Pour ce qui concerne la division « Trains d’atterrissage » dont je dirige la R&D, l’allègement est un objectif majeur. Il faut savoir qu’un système d’atterrissage complet contient plusieurs tonnes de métal : de l’acier, du titane… Pas besoin d’être un ingénieur pour comprendre que si on divisait pas deux la masse de ce système technique, nous pourrions réaliser des économies substantielles à l’échelle d’un seul avion et bien plus si l’on considère l’ensemble de la flotte des moyens et long-courriers que nous équipons.
Naturellement, l’objectif est de parvenir à cette allègement tout en restant compétitif au niveau du prix. En plus de veiller à maîtriser les coûts de production et de fabrication, nous cherchons à réduire les coûts d’entretien – un train d’atterrissage est un objet dit « à maintenance programmée » : tous les dix-quatorze ans, il doit être démonté intégralement pour être inspecté et remis à neuf.

- On parle de maintenance prédictive à base d’IA. Est-ce une avancée dont vous tirez profit ?

S.M. : Oui ! Nos clients nous demandant de réduire les coûts d’entretien, nous avons l’ambition de développer à terme des trains d’atterrissage capables de détecter des endommagements structuraux, mais aussi liés aux environnements, autrement dit la corrosion, provoquée par les changements de température, la pollution, notamment. Nous exploitons les données pour anticiper au maximum ces endommagements et anticiper leur maintenance. On parle de trains d’atterrissage « augmentés » ou « intelligents ».

- À vous entendre, on prend la mesure que tout de niche que soit votre domaine d’activité, il est au cœur de problématiques qui concernent en réalité toute l’industrie aéronautique et même l’industrie tout court : les problématiques liées aux transitions écologique, numérique, énergétique…

S.M. : De fait, toutes les sociétés du groupe Safran sont concernées. Toutes se sont vu fixer des objectifs ambitieux de décarbonation. Aujourd’hui, 75% de l’effort du groupe en matière de R&T est consacré à l’efficacité environnementale de ses produits.
L’enjeu est de construire un avenir technologique respectueux de l’environnement, charge à chaque société du Groupe de distribuer les investissements par domaine. Pourquoi ne pas le dire ? Cette stratégie a du sens et c’est ce qui me motive à me lever tous les matins.
Elle est encouragée par la Direction générale de l’aviation civile (DGAC), qui opère les subventions allouées pour la recherche dans le domaine aéronautique. Plusieurs appels à projet financent des travaux de recherche sur la décarbonation, portés par des industriels, à hauteur de 50%, charge à eux de financer le reste.
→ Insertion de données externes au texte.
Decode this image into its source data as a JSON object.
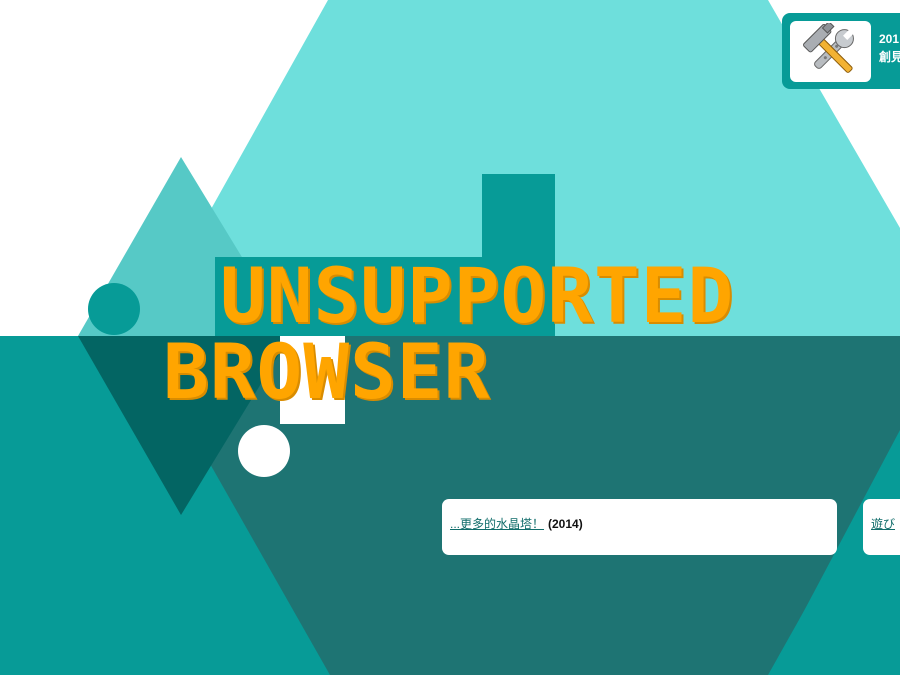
{
  "headline": {
    "line1": "UNSUPPORTED",
    "line2": "BROWSER"
  },
  "tool_badge": {
    "icon": "hammer-wrench-icon",
    "line1": "201",
    "line2": "創見"
  },
  "cards": [
    {
      "link": "...更多的水晶塔！",
      "year": "(2014)"
    },
    {
      "link": "遊び"
    }
  ],
  "colors": {
    "teal_light": "#6edfdc",
    "teal": "#079b97",
    "teal_dark": "#1e7473",
    "teal_darker": "#036563",
    "orange": "#ffa500",
    "white": "#ffffff"
  }
}
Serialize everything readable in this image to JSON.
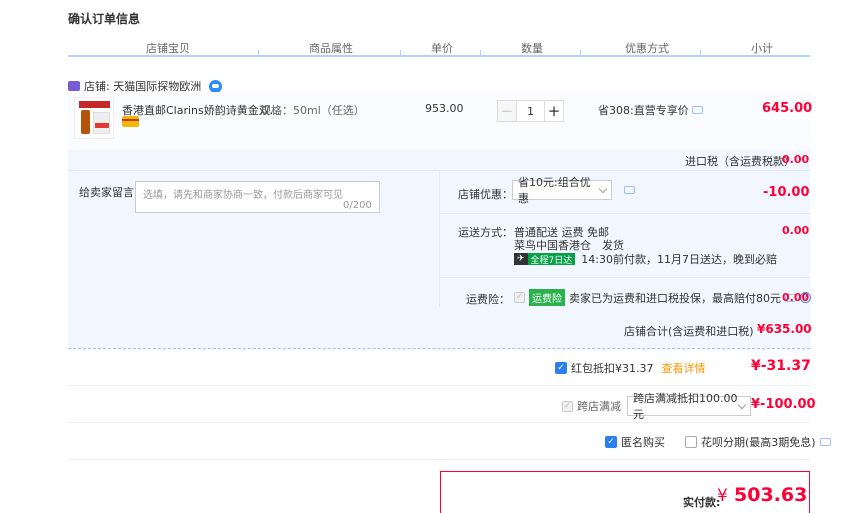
{
  "page": {
    "title": "确认订单信息"
  },
  "columns": [
    "店铺宝贝",
    "商品属性",
    "单价",
    "数量",
    "优惠方式",
    "小计"
  ],
  "shop": {
    "label": "店铺: 天猫国际探物欧洲"
  },
  "item": {
    "title": "香港直邮Clarins娇韵诗黄金双...",
    "spec": "规格：50ml（任选）",
    "unit_price": "953.00",
    "quantity": "1",
    "minus": "−",
    "plus": "+",
    "discount": "省308:直营专享价",
    "subtotal": "645.00"
  },
  "tax": {
    "label": "进口税（含运费税款）",
    "value": "0.00"
  },
  "message": {
    "label": "给卖家留言：",
    "placeholder": "选填，请先和商家协商一致，付款后商家可见",
    "count": "0/200"
  },
  "shop_discount": {
    "label": "店铺优惠：",
    "selected": "省10元:组合优惠",
    "value": "-10.00"
  },
  "shipping": {
    "label": "运送方式：",
    "line1": "普通配送 运费 免邮",
    "line2": "菜鸟中国香港仓　发货",
    "badge_a": "✈",
    "badge_b": "全程7日达",
    "line3": "14:30前付款，11月7日送达，晚到必赔",
    "value": "0.00"
  },
  "insurance": {
    "label": "运费险：",
    "badge": "运费险",
    "text": "卖家已为运费和进口税投保，最高赔付80元",
    "help": "?",
    "value": "0.00"
  },
  "shop_total": {
    "label": "店铺合计(含运费和进口税)",
    "value": "¥635.00"
  },
  "redpack": {
    "check": "✓",
    "text": "红包抵扣¥31.37",
    "detail": "查看详情",
    "value": "¥-31.37"
  },
  "cross_store": {
    "check": "✓",
    "label": "跨店满减",
    "selected": "跨店满减抵扣100.00元",
    "value": "¥-100.00"
  },
  "anonymous": {
    "check": "✓",
    "label": "匿名购买"
  },
  "huabei": {
    "label": "花呗分期(最高3期免息)"
  },
  "payment": {
    "label": "实付款:",
    "currency": "¥",
    "value": "503.63"
  }
}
- Qu’est-ce qui vous a prédisposé à rejoindre ce domaine des trains d’atterrissage ? On imagine qu’enfant, c’est davantage d’avion dont vous rêviez. Or, aujourd’hui, vous n’en développez qu’un des systèmes et encore, pas celui auquel on pense spontanément…

S.M. : De fait, depuis tout petit, l’aviation m’a fait rêver et particulièrement l’aviation commerciale. J’ai une formation d’ingénieur généraliste, complétée par un doctorat industriel non pas dans le secteur aéronautique, mais celui de l’automobile où j’ai travaillé plusieurs années en tant qu’ingénieur de recherche matériaux au sein de plusieurs centres de R&D – j’ai commencé ma carrière chez un équipementier. Mais mon souhait le plus fort était de travailler dans l’aéronautique. L’opportunité s’est présentée en l’an 2000. J’y suis encore vingt-quatre ans plus tard.
Si Safran est connu d’abord comme un grand motoriste à travers ses sociétés Safran Aircraft Engines, Safran Helicopter Engines, le groupe est aussi un important équipementier de plusieurs systèmes critiques de l’avion.
Ce qui me passionne dans l’aéronautique, c’est justement toute la complexité d’un avion, composé de plusieurs systèmes : les systèmes propulsifs et non-propulsifs comme les commandes de vol pour lesquels j’ai travaillé pendant une quinzaine d’années.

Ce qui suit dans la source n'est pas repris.